The thinkpad-helix-utilsAUR package contains a script, helix-toggle-touch, which will toggle the capacitive digitizer on and off with a simple command. It also installs a desktop file for Gnome that can be used to toggle xinput on and off with the pen.

Screen Rotation

If you have both digitizers configured through the xf86-input-wacom driver, they will automatically rotate with the display and you can use a simple command like xrandr --output eDP1 --rotate left to rotate the screen with ease.

If you want to use the bezel buttons (or some other hotkey) to cycle through orientations (or toggle between two specific ones), helix-rotate, also from from thinkpad-helix-utilsAUR, provides an easy-to-bind command that may serve your needs well.

There is also Magick Rotation, which is supposed to automatically rotate the screen based on input events, but it only seems to respond to docking/undocking the tablet.

BIOS/Firmware Updates

Helpfully, Lenovo now provides bootable ISO images for the purpose of installing BIOS updates.

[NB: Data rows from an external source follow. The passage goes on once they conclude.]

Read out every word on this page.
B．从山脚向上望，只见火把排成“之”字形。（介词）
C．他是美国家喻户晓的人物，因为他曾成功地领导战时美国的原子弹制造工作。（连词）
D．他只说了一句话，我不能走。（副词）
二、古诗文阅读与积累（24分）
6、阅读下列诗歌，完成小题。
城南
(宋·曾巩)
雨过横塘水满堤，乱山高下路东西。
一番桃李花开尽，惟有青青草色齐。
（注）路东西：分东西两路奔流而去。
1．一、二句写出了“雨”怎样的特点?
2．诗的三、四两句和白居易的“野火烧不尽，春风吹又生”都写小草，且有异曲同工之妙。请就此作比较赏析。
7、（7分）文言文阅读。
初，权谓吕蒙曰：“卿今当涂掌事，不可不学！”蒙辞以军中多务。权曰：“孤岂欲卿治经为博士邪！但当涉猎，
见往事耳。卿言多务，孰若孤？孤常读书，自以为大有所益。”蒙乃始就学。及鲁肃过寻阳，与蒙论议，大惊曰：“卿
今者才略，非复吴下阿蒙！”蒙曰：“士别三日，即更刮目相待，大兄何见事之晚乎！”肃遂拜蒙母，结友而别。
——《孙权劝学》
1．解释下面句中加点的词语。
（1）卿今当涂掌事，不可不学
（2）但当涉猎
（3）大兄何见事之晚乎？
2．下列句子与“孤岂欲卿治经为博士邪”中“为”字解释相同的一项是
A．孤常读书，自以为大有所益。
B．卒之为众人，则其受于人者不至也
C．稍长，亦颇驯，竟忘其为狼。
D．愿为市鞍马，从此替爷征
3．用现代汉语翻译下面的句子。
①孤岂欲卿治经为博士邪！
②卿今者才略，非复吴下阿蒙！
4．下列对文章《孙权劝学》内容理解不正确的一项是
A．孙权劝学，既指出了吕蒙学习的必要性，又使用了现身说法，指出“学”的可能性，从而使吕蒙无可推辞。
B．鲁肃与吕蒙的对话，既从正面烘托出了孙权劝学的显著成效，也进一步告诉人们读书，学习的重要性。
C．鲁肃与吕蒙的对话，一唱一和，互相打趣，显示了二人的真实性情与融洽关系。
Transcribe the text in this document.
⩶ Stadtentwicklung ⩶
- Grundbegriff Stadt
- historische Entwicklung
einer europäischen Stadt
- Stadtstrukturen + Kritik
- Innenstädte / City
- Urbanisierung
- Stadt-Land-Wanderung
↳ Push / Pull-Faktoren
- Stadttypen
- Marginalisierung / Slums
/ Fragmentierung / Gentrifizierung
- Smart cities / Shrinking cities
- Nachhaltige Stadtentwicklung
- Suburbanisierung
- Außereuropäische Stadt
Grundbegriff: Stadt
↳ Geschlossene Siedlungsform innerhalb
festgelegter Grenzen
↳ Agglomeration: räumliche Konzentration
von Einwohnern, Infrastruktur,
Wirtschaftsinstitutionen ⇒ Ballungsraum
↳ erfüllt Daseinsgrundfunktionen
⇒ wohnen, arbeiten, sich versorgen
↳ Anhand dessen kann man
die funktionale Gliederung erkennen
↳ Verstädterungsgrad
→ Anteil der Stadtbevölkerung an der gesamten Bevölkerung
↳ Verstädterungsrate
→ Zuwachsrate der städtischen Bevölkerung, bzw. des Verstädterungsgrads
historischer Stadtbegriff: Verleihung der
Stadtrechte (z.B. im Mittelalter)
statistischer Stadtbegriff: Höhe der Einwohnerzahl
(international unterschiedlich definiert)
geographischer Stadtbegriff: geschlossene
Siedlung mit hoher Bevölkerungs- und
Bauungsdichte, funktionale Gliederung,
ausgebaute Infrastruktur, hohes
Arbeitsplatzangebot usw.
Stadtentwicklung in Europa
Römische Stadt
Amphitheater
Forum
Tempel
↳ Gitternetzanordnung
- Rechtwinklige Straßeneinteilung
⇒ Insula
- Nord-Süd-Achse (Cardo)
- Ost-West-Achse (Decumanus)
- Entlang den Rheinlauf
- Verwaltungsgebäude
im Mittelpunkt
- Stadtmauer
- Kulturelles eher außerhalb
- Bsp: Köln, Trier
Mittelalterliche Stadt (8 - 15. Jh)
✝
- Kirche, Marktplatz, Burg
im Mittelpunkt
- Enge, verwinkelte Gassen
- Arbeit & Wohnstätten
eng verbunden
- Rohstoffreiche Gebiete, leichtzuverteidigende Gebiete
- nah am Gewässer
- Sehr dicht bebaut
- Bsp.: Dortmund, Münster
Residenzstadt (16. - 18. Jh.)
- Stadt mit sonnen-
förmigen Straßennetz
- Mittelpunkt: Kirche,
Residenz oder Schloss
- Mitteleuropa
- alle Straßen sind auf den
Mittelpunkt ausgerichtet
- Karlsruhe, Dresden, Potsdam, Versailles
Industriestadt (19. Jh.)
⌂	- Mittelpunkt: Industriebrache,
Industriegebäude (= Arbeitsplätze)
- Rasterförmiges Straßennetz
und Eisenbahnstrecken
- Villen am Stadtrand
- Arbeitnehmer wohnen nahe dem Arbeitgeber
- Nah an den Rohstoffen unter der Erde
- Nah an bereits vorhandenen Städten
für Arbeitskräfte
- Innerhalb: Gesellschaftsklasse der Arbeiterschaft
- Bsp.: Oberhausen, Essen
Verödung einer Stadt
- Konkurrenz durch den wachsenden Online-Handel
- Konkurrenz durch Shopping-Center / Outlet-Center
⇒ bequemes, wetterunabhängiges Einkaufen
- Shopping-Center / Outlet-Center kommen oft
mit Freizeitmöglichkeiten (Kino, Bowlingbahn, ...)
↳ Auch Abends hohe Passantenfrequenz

While it is not stated on their site, these bootable images also include updated firmware for the keyboard dock MPU. It is uncertain as to whether the USB hub firmware is also updated via this utility.

Note: While the update utility states that all expansion units should be disconnected, it is only referring to external (USB and DisplayPort) devices. Ensure that the tablet is in the dock and connected only to AC power and the utility boot media before starting the process.

If you do not have access to a USB optical drive and writable media, the information on ThinkWiki is extremely helpful.